Using the equation  C=18+4x
 , which of the following statements could be a correct interpretation of the coefficient of a term?

Statement #1: Tatiana spent $4.00 per book at the public library.

Statement #2: Tatiana spent $18.00 per book at the public library.

GPT-4o mini · Answer

The equation $ C = 18 + 4x $ can be interpreted in the context of a situation involving costs.

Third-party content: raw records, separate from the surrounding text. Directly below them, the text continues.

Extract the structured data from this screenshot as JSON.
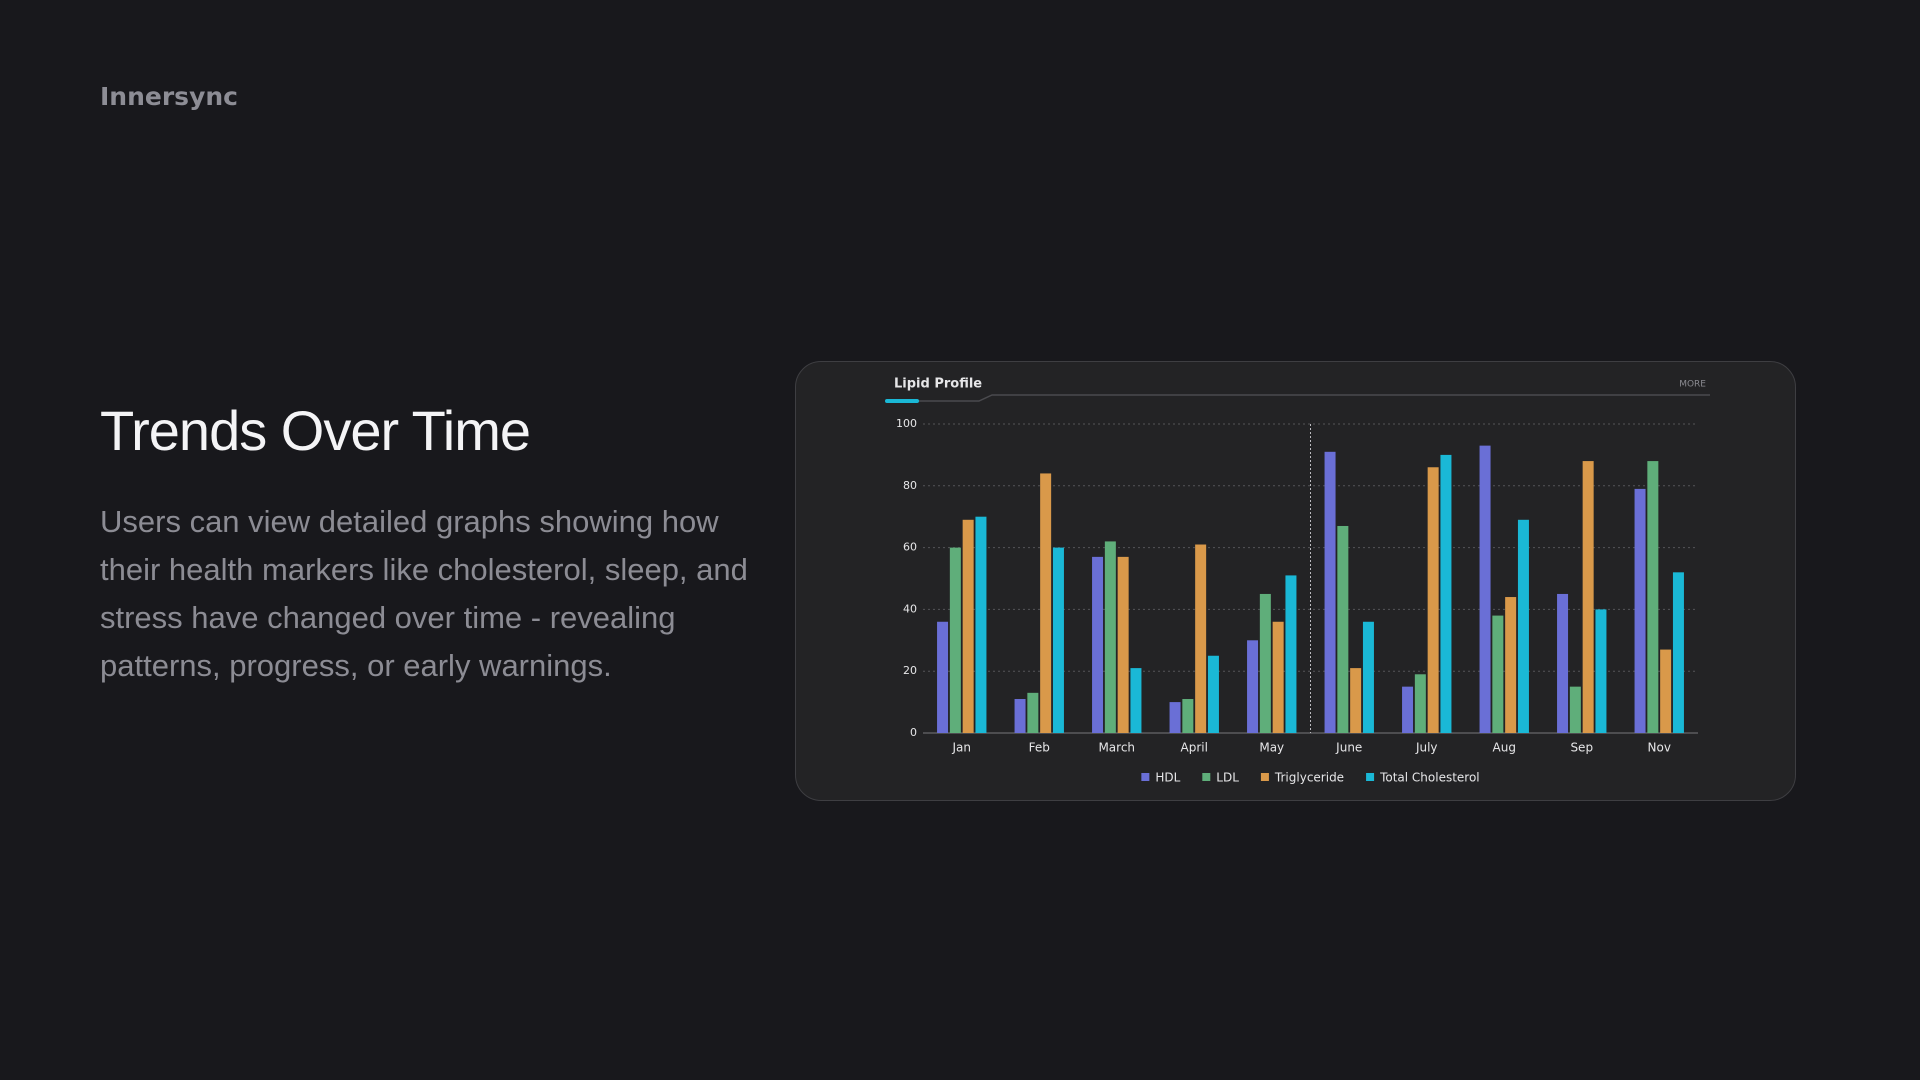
{
  "brand": "Innersync",
  "heading": "Trends Over Time",
  "description": "Users can view detailed graphs showing how their health markers like cholesterol, sleep, and stress have changed over time - revealing patterns, progress, or early warnings.",
  "chart_data": {
    "type": "bar",
    "title": "Lipid Profile",
    "action": "MORE",
    "categories": [
      "Jan",
      "Feb",
      "March",
      "April",
      "May",
      "June",
      "July",
      "Aug",
      "Sep",
      "Nov"
    ],
    "series": [
      {
        "name": "HDL",
        "color": "#6a6fd6",
        "values": [
          36,
          11,
          57,
          10,
          30,
          91,
          15,
          93,
          45,
          79
        ]
      },
      {
        "name": "LDL",
        "color": "#5fae7a",
        "values": [
          60,
          13,
          62,
          11,
          45,
          67,
          19,
          38,
          15,
          88
        ]
      },
      {
        "name": "Triglyceride",
        "color": "#d9994a",
        "values": [
          69,
          84,
          57,
          61,
          36,
          21,
          86,
          44,
          88,
          27
        ]
      },
      {
        "name": "Total Cholesterol",
        "color": "#1ab8d6",
        "values": [
          70,
          60,
          21,
          25,
          51,
          36,
          90,
          69,
          40,
          52
        ]
      }
    ],
    "ylim": [
      0,
      100
    ],
    "yticks": [
      0,
      20,
      40,
      60,
      80,
      100
    ],
    "grid": true,
    "legend": "bottom"
  }
}
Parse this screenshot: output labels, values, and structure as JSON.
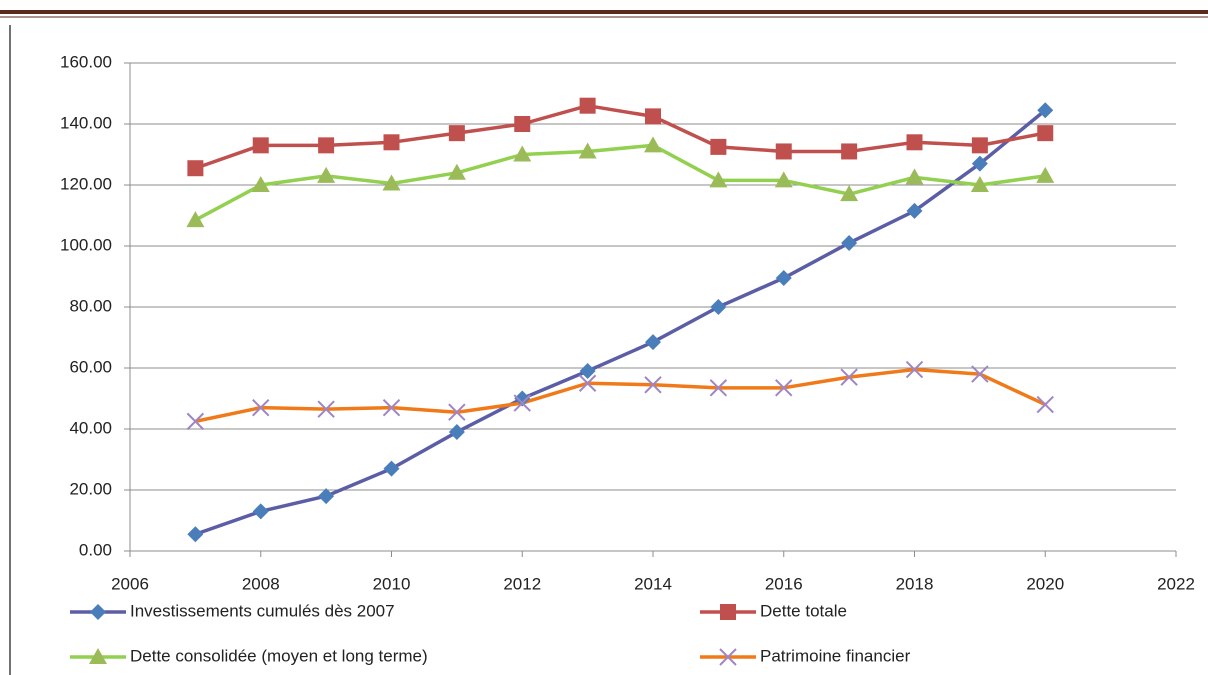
{
  "chart_data": {
    "type": "line",
    "x": [
      2007,
      2008,
      2009,
      2010,
      2011,
      2012,
      2013,
      2014,
      2015,
      2016,
      2017,
      2018,
      2019,
      2020
    ],
    "series": [
      {
        "name": "Investissements cumulés dès 2007",
        "color": "#5b5ea6",
        "marker": "diamond",
        "marker_color": "#4a7ebb",
        "values": [
          5.5,
          13,
          18,
          27,
          39,
          50,
          59,
          68.5,
          80,
          89.5,
          101,
          111.5,
          127,
          144.5
        ]
      },
      {
        "name": "Dette totale",
        "color": "#c0504d",
        "marker": "square",
        "marker_color": "#c0504d",
        "values": [
          125.5,
          133,
          133,
          134,
          137,
          140,
          146,
          142.5,
          132.5,
          131,
          131,
          134,
          133,
          137
        ]
      },
      {
        "name": "Dette consolidée (moyen et long terme)",
        "color": "#92d050",
        "marker": "triangle",
        "marker_color": "#9bbb59",
        "values": [
          108.5,
          120,
          123,
          120.5,
          124,
          130,
          131,
          133,
          121.5,
          121.5,
          117,
          122.5,
          120,
          123
        ]
      },
      {
        "name": "Patrimoine financier",
        "color": "#f07a1a",
        "marker": "x",
        "marker_color": "#9e86c6",
        "values": [
          42.5,
          47,
          46.5,
          47,
          45.5,
          48.5,
          55,
          54.5,
          53.5,
          53.5,
          57,
          59.5,
          58,
          48
        ]
      }
    ],
    "xlim": [
      2006,
      2022
    ],
    "xticks": [
      2006,
      2008,
      2010,
      2012,
      2014,
      2016,
      2018,
      2020,
      2022
    ],
    "ylim": [
      0,
      160
    ],
    "yticks": [
      {
        "value": 0,
        "label": "0.00"
      },
      {
        "value": 20,
        "label": "20.00"
      },
      {
        "value": 40,
        "label": "40.00"
      },
      {
        "value": 60,
        "label": "60.00"
      },
      {
        "value": 80,
        "label": "80.00"
      },
      {
        "value": 100,
        "label": "100.00"
      },
      {
        "value": 120,
        "label": "120.00"
      },
      {
        "value": 140,
        "label": "140.00"
      },
      {
        "value": 160,
        "label": "160.00"
      }
    ],
    "grid": true
  }
}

In this equation: - $ C $ represents the total cost. - $ x $ represents the number of books checked out. - The term $ 4x $ indicates that for each book checked out, an additional $4 is added to the total cost. - The constant term $ 18 $ represents a fixed cost that is incurred regardless of the number of books checked out. Now, let's analyze the two statements in relation to the equation: **Statement #1:** "Tatiana spent $4.00 per book at the public library." - This interpretation refers to the coefficient $ 4 $ associated with the variable $ x $. Since $ 4x $ signifies that Tatiana spends $4 for each book, this statement is accurate. **Statement #2:** "Tatiana spent $18.00 per book at the public library." - This interpretation misrepresents the constant $ 18 $. The $18 represents a fixed cost rather than a cost per book; therefore, this statement is inaccurate. Based on this analysis, **Statement #1** could be a correct interpretation of the coefficient of the term, while **Statement #2** is not.

x · Answer

Consider the expression [15+(−5)]+6/2 . What is the result of the first simplification that would need to take place, according to the order of operations?(1 point)

GPT-4o mini · Answer

According to the order of operations, we follow the PEMDAS/BODMAS rules:

Parentheses/Brackets
Exponents/Orders
Multiplication and Division (from left to right)
Addition and Subtraction (from left to right)

In the given expression $[15 + (-5)] + 6/2$, the first simplification involves the operation inside the brackets.

So, we start with $15 + (-5)$:

Simplify inside the brackets: \[ 15 + (-5) = 10 \]

After this simplification, the expression becomes: \[ 10 + 6/2 \]

Thus, the first simplification that would need to take place (according to the order of operations) is: Simplifying $15 + (-5)$ inside the brackets.

x · Answer

Consider the following expression: 4+(−6)⋅2/−(−3) ^2 . What is the simplified denominator

GPT-4o mini · Answer

To simplify the expression $4 + (-6) \cdot 2 / -(-3)^2$, we will focus on simplifying the denominator, which is $-(-3)^2$. 1. **Evaluate $(-3)^2$**: $$ (-3)^2 = 9 $$ 2. **Then apply the negative sign**: $$ -(-3)^2 = -9 $$ Thus, the simplified denominator is $-9$.